Cosmo Pharmaceuticals' travelers' diarrhea drug candidate Aemcolo, or rifamycin SV MMX, was accepted by the FDA for review and given a PDUFA date of Nov. 16. In a late-stage study of patients with traveler's diarrhea, treatment with Aemcolo showed noninferiority to ciprofloxacin and superiority to placebo.
A Phase II clinical study was initiated by Inovio Pharmaceuticals for its drug candidate VGX-3100 to assess its efficacy in 24 adult patients who have human papilloma virus-related anal dysplasia. The company is recruiting HIV-negative patients with histologically confirmed anal or perianal high-grade squamous intraepithelial lesions that are associated with HPV-16 and/or HPV-18.
Abbott's Xience Sierra everolimus-eluting coronary stent system was approved by the FDA. The stent, which has longer lengths and better flexibility than its predecessors, along with the delivery system are intended to aid in the treatment of multiple or totally blocked vessels and other challenging cases.
The FDA gave Zimmer Biomet clearance to market its 3D-printed Zyston Strut Open Titanium Interbody Spacer System, a family of lumbar cages designed for improving the interbody spacer's graft capacity, visualization and strength during spinal fusion procedures. The system also includes surgical tools for facilitating implant insertion, manipulation and removal.

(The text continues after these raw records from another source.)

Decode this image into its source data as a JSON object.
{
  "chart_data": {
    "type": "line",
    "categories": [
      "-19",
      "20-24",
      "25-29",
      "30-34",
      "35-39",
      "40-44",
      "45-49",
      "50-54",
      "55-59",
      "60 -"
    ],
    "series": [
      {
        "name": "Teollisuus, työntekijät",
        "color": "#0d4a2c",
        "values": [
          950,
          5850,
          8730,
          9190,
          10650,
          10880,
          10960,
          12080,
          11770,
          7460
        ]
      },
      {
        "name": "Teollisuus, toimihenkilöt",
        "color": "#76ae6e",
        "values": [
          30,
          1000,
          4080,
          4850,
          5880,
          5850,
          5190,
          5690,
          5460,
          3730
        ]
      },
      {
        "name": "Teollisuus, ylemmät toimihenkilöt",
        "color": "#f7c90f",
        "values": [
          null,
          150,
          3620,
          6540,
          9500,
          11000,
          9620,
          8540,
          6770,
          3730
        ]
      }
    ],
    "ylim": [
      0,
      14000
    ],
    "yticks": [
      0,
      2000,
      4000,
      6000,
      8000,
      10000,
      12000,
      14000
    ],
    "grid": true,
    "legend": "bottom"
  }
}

BIO launched an initiative in the industry to inform CEOs and board members that diversity leads to better financial performance and approved funding to help advance biotech leadership diversity at the board level. According to a McKinsey study, firms in the top quartile for cultural and ethnic diversity on executive teams were 33% more likely to have greater profitability.

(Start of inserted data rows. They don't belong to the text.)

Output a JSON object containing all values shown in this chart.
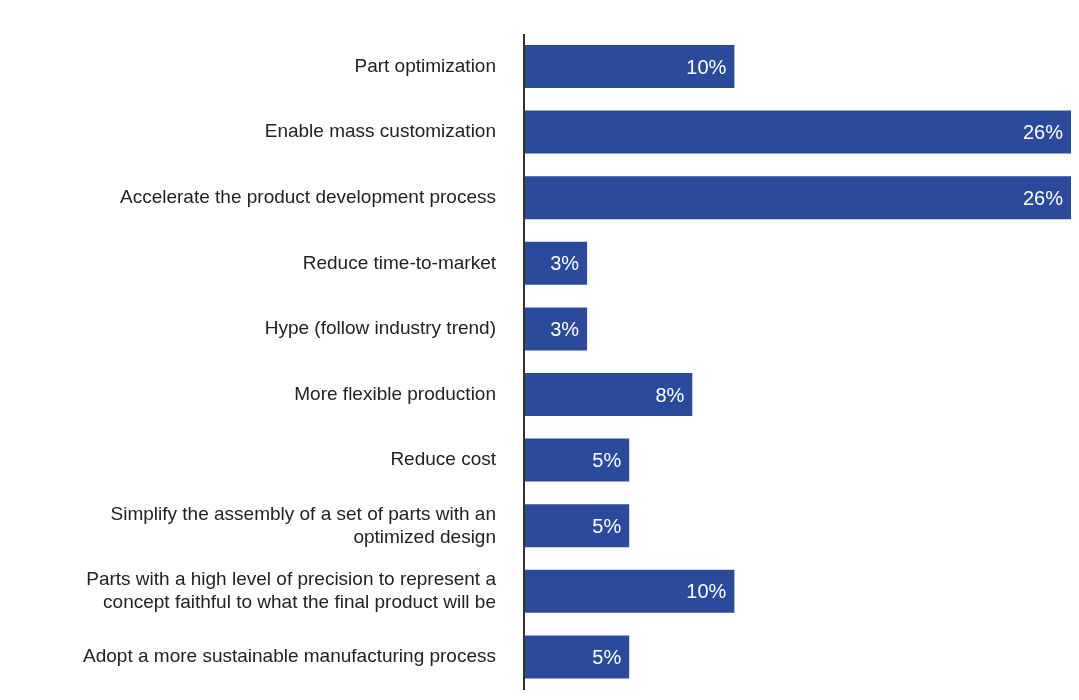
{
  "chart_data": {
    "type": "bar",
    "orientation": "horizontal",
    "categories": [
      "Part optimization",
      "Enable mass customization",
      "Accelerate the product development process",
      "Reduce time-to-market",
      "Hype (follow industry trend)",
      "More flexible production",
      "Reduce cost",
      "Simplify the assembly of a set of parts with an optimized design",
      "Parts with a high level of precision to represent a concept faithful to what the final product will be",
      "Adopt a more sustainable manufacturing process"
    ],
    "values": [
      10,
      26,
      26,
      3,
      3,
      8,
      5,
      5,
      10,
      5
    ],
    "color": "#2b4a9c",
    "value_labels": [
      "10%",
      "26%",
      "26%",
      "3%",
      "3%",
      "8%",
      "5%",
      "5%",
      "10%",
      "5%"
    ]
  }
}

A follow-on offering brought in $184 million for MyoKardia. The first patient in a late-stage Explorer-HCM study assessing its drug candidate mavacamten as a treatment of symptomatic, obstructive hypertrophic cardiomyopathy will be dosed this quarter.
Cara Therapeutics gave Vifor Fresenius Medical Care Renal Pharma the rights to market Cara's Korsuva, or CR845/difelikefalin, injection, which is indicated to treat patients with chronic kidney disease-associated pruritus undergoing dialysis, worldwide except in the US, Japan and South Korea. Under the terms of the deal, Cara will get $50 million upfront plus $470 million for regulatory and commercial milestones tied to sales.
The US and China are in talks to negotiate better access for Chinese imports of biotech crops as part of a trade deal. The discussion is nearing a deal that could see China buying more US farm biotech crops.
The Environmental Protection Agency and the Energy and Agriculture departments are scheduled to meet today to discuss President Donald Trump's planned changes to the country's biofuel laws. Trump wants to increase sales of higher-ethanol gasoline blends, count ethanol exports toward biofuel volume mandates and reduce the number of waivers that the EPA can grant small refiners.
A round of Series A financing brought in $13.4 million for UK-based Ultromics, a startup that is developing an artificial intelligence technology for coronary heart disease diagnosis. The proceeds will be used to commercialize the company's technology in the US and the UK, as well as for continued research and development efforts for new diagnostic support solutions.